Après l’appel nominal, le
procès-verbal est lu et adopté.
PIECES ADRESSEES A LA CHAMBRE
M. Lebègue analyse ensuite quelques
pétitions, qui sont renvoyées à la commission.
PROJET DE LOI PORTANT LE BUDGET DE L’ETAT POUR L’EXERCICE 1832
(DEPARTEMENT DE LA JUSTICE)
Discussion des articles
Chapitre VII. - Administration des prisons
L’ordre du jour est la discussion des
articles relatifs à l’administration des prisons et à celle de la sûreté
publique, portés au budget de l’intérieur, et qui doivent être transférés au
budget de la justice.
M. le ministre de la justice (M.
Raikem). - Plusieurs objets doivent être
transférés du ministère de l’intérieur au ministère de la justice par suite de
leur réunion à ce département. Vient d’abord le personnel de l’administration
centrale des prisons. (M. le ministre récapitule les traitements des employés,
parmi lesquels sont ceux d’un administrateur et d’un inspecteur.)
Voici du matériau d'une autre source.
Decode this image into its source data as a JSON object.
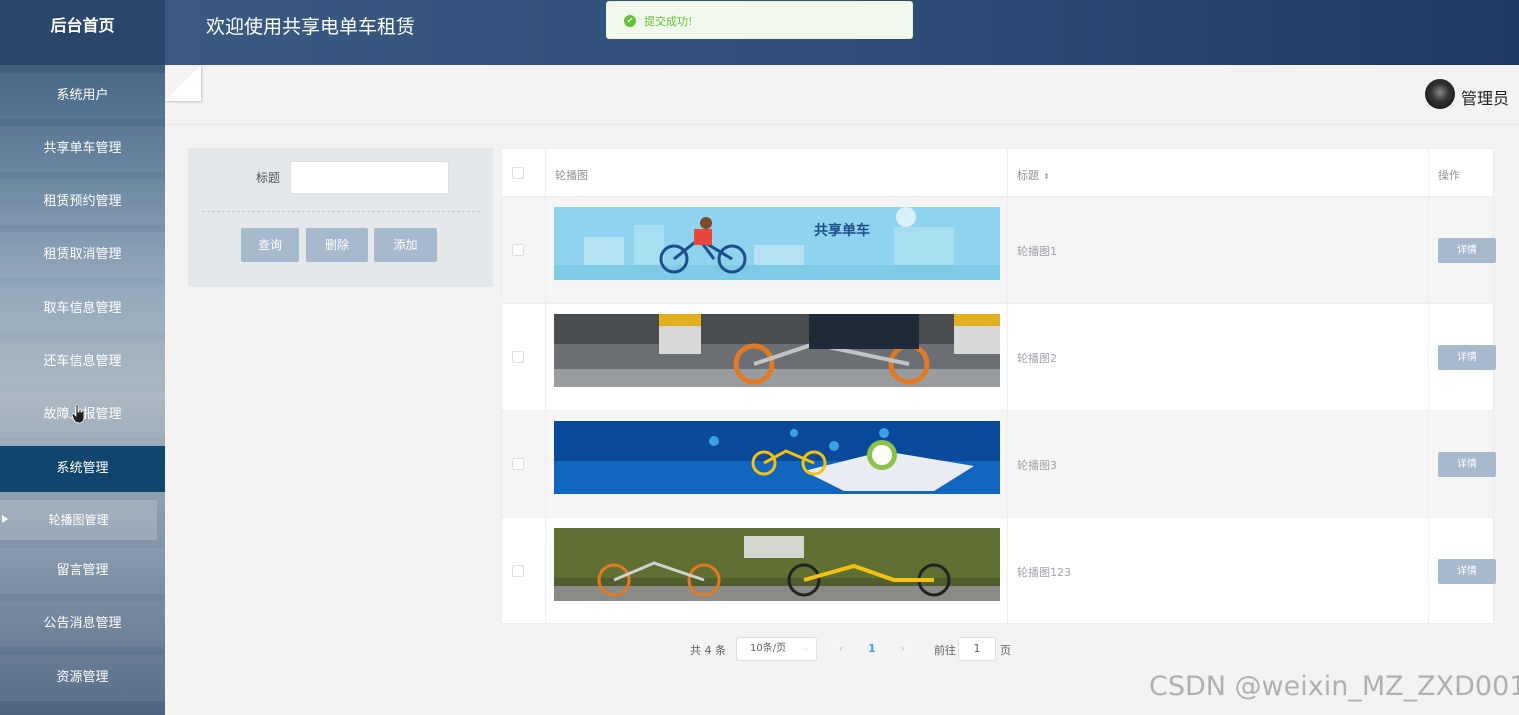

Quant à l’administration de la
police, ajoute-t-il, je me suis vu forcé, vu les circonstances, de demander une
augmentation de 10,000 fl. pour le personnel. Pour le matériel, nous sommes
convenus avec le ministre de l’intérieur de le transférer à mon budget.
M. le président.
- Nous allons procéder à la discussion du chapitre X du budget du ministère de
l’intérieur.
M. Ch. de Brouckere.
- Je ferai remarquer à M. le président qu’il ne s’agit point ici du chapitre X
du budget de l’intérieur, mais il s’agit de majorer d’une somme de 26,050 fl.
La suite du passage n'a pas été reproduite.